If you need any further assistance I'd be happy to look into your account and see if there is any additional information I can find. Send me a PM with your information and I'll see what I can do to help. 

-Jessica, OnStar Advisor
Social Media Team


----------



## RobD (Feb 26, 2013)

I guess I should have said - I don't do iphones. My smartphone is an Android. Anyway, my trip to Vancouver and back was riddled with, "Thank You, Good Bye" interruptions, so I decided to let my dealer try to fix it. BTW Stacy & obermd - I haven't had any troubles dealing with my GM dealership, in fact they have been advising me all along to bring the car in. Like I said earlier, I've been hesitant to do so, just cause I love driving my new Cruze! If I had any complaints with how my dealership was treating me, I would be glad to have an esteemed Chevrolet Customer Assistance Representative like Stacy help me, but my guys are doing GREAT! Thank you.


----------



## RobD (Feb 26, 2013)

Oh Yeah - my car goes in to my dealership tomorrow. I'll let everyone know how it goes.


----------



## RobD (Feb 26, 2013)

I got my car back from the dealership today. They talked to GM who said it is a problem with either my mirror or the steering wheel controls. So, they ordered a new mirror to see if that fixes the problem. I need to wait 7-10 days for it to arrive, then we'll see if that does it. More soon!

RobD


----------



## Chevy Customer Care (Oct 29, 2011)

RobD said:


> I guess I should have said - I don't do iphones. My smartphone is an Android. Anyway, my trip to Vancouver and back was riddled with, "Thank You, Good Bye" interruptions, so I decided to let my dealer try to fix it. BTW Stacy & obermd - I haven't had any troubles dealing with my GM dealership, in fact they have been advising me all along to bring the car in. Like I said earlier, I've been hesitant to do so, just cause I love driving my new Cruze! If I had any complaints with how my dealership was treating me, I would be glad to have an esteemed Chevrolet Customer Assistance Representative like Stacy help me, but my guys are doing GREAT! Thank you.




RobD,
I am happy to hear that you are happy with your dealership!! That is great to hear. Please keep me posted on your concerns. If you have any questions, comments or concerns please feel free to contact me anytime.
Thank you,
Stacy Chevrolet Customer Service


----------



## RobD (Feb 26, 2013)

So, I got my Cruze back from the dealer with my new mirror! BUT - it didn't solve the problem. So, now my dealership has ordered a new steering wheel (or steering wheel parts) to see if that fixes the problem. More Soon.

RobD


----------



## jacobdrag (Jun 5, 2013)

RobD,

Any update as to whether the new steering wheel fixed the issue. I am having the same problem on my 2012 Cruze but the dealership can't find anything wrong and wont replace any parts until they can recreate the problem.


----------



## jevs (Sep 24, 2019)

No solutuon? My 2012 will not complete the bluetooth pairing. When it asks for a name it then immediatly says "Thank you Goodbye". It shows as paired on the phone but doesnt work. If you hit options on the phone it asks for a pairing code but nothing works and then it cannot communicate. Hitting the button on the steering wheel pops up the menu for a second and then just goes out and says "Thank You Goodbye" immediatly.


----------



## Iamantman (Sep 24, 2018)

Oh this is random. I was just listening to the giantbomb podcast on the way home and one of the hosts mentioned this happened to him with a Cadillac rental once. Killed the battery because it kept attempting to pair even with the car off and the tow truck driver told him that he'd seen it all the time on GM cars. 

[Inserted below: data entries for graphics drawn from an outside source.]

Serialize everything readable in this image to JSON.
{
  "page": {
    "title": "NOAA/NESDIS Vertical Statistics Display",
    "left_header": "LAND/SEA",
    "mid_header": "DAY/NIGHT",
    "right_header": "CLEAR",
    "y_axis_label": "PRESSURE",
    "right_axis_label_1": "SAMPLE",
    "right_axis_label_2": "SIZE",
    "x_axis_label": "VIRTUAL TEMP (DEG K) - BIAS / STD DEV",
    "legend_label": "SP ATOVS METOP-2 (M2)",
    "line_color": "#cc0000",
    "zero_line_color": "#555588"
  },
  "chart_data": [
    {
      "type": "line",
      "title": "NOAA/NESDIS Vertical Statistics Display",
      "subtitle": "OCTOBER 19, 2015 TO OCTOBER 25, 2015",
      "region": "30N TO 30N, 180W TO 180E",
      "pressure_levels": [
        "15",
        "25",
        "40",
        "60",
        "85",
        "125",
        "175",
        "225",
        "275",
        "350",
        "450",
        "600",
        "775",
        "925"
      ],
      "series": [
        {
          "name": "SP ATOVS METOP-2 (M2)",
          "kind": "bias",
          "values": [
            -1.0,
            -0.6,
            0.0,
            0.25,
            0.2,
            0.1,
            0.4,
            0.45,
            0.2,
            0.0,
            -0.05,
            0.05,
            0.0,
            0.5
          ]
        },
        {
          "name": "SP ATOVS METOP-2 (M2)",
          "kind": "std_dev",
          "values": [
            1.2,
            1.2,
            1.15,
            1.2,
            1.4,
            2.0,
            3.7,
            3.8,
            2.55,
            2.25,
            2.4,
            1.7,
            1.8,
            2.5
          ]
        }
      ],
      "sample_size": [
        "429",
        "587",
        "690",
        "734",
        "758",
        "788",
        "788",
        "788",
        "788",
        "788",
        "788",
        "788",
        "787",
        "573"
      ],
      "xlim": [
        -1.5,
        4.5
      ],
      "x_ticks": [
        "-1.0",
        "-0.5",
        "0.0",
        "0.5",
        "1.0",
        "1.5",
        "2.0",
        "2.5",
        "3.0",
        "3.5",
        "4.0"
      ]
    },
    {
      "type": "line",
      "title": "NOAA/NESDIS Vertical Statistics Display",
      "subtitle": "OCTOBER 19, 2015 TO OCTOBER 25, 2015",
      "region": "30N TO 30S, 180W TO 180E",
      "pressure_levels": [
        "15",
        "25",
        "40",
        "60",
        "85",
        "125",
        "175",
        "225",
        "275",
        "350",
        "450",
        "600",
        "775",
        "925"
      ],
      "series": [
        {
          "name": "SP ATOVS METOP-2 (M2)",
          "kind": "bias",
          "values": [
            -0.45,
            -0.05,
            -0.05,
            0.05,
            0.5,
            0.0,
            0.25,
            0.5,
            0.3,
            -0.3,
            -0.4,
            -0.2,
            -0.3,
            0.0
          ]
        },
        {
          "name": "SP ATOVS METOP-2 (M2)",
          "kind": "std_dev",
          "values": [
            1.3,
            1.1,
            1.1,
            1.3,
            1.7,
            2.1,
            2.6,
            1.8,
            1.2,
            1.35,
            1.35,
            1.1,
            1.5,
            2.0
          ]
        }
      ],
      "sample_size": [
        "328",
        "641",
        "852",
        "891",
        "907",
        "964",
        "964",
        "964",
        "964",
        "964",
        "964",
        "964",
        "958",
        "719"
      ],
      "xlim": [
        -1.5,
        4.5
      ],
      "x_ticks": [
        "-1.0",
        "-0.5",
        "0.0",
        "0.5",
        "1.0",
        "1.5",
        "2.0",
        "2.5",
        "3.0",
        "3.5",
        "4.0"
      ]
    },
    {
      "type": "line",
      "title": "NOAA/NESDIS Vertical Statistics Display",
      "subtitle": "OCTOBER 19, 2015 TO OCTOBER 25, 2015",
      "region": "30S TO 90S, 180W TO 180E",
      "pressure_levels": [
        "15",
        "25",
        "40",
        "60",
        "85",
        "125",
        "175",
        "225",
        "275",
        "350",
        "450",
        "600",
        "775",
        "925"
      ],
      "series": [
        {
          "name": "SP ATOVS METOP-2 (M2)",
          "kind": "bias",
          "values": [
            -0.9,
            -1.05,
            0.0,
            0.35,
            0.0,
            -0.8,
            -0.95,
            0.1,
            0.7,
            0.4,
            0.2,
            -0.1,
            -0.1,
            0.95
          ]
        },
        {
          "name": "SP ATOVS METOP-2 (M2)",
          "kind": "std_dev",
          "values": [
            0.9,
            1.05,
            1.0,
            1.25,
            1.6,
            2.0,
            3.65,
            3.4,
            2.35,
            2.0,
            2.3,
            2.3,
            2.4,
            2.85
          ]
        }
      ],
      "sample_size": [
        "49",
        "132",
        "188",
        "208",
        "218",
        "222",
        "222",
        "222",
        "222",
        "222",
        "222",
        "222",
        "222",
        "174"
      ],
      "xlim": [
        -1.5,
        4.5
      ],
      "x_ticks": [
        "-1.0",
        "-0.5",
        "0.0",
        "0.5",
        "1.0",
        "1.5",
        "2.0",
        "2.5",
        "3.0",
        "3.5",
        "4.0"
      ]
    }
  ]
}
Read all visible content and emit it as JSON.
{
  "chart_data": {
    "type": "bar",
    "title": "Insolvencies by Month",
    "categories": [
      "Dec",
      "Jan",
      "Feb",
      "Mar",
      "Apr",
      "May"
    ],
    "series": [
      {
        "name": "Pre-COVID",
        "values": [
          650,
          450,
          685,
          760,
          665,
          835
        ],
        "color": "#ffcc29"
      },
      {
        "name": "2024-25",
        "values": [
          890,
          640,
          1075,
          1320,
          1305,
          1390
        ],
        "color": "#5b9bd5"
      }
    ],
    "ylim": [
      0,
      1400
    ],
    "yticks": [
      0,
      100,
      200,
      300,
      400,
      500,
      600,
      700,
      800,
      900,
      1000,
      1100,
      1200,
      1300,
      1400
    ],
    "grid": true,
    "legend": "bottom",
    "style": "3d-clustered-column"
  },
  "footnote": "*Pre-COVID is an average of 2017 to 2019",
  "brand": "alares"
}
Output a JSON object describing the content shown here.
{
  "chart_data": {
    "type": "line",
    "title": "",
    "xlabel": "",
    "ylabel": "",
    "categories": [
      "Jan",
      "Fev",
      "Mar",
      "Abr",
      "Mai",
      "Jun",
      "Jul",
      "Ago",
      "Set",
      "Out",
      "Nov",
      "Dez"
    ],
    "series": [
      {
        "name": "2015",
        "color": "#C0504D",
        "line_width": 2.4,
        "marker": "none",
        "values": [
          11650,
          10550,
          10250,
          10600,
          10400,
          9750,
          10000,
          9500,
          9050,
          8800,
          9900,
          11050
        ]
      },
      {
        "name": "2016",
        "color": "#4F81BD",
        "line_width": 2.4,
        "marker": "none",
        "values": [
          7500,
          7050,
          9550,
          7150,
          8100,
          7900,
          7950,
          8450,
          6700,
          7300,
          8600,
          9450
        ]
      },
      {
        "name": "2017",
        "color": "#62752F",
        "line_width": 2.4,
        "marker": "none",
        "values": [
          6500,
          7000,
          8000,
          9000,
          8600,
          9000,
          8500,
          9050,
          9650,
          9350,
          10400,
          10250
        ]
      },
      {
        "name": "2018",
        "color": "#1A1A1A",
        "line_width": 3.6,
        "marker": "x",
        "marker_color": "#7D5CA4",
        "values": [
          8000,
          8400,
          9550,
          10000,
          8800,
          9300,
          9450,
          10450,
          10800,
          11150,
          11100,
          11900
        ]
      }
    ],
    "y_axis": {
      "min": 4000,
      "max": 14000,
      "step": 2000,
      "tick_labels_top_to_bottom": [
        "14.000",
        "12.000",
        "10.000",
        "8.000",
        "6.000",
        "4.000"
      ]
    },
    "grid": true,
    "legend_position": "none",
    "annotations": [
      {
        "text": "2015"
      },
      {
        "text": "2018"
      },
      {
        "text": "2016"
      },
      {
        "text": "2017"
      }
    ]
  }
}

It's a long shot but I wonder if this is a TSB now.


----------



## Blasirl (Mar 31, 2015)

To state the obvious (just in case) make sure you have your phone ready to pair, start the pairing sequence on the Cruze and then the phone within seconds of the Cruze. Wait a few moments and it should pair. If this does not work, make sure you are not over the limit on the number of paired devices on the Cruze.

And as a long shot, make sure you are not hitting the cancel button on the steering wheel. This will cause the "Goodbye" message.


----------



## jevs (Sep 24, 2019)

It is neither of those issues. The pairing process works fine up to a point. You enter the code and it is accepted and the Your Vehicle shows up as a bluetooth device. When the car asks you to say the name for the device to finish the process, it immediately just says "Thank you, goodbye". It does not give you a chance to say the name. Nothing is being hit on the steering wheel.
The Your Vehicle stays in the phones bluetooth list, but does not work. It wants to re-pair again with a code since the process was not completed by the car. The previous code no longer works since the car exited the setup. 
The same thing happens if you hit the phone button on the steering wheel at any time. It will pop up the call menu for a split second, but then immediately say "Thank you. Goodbye". I do not know if this is normal since it is likely in the On Star mode since no bluetooth device is registered, or if it should still go into the call menu for onstar calling. I have no Onstar account.
I wonder if putting the Camaro module in would fix this and also give me the bluetooth audio option, or if it would still have this problem?

We also tried another brand android phone and it does the same thing.


----------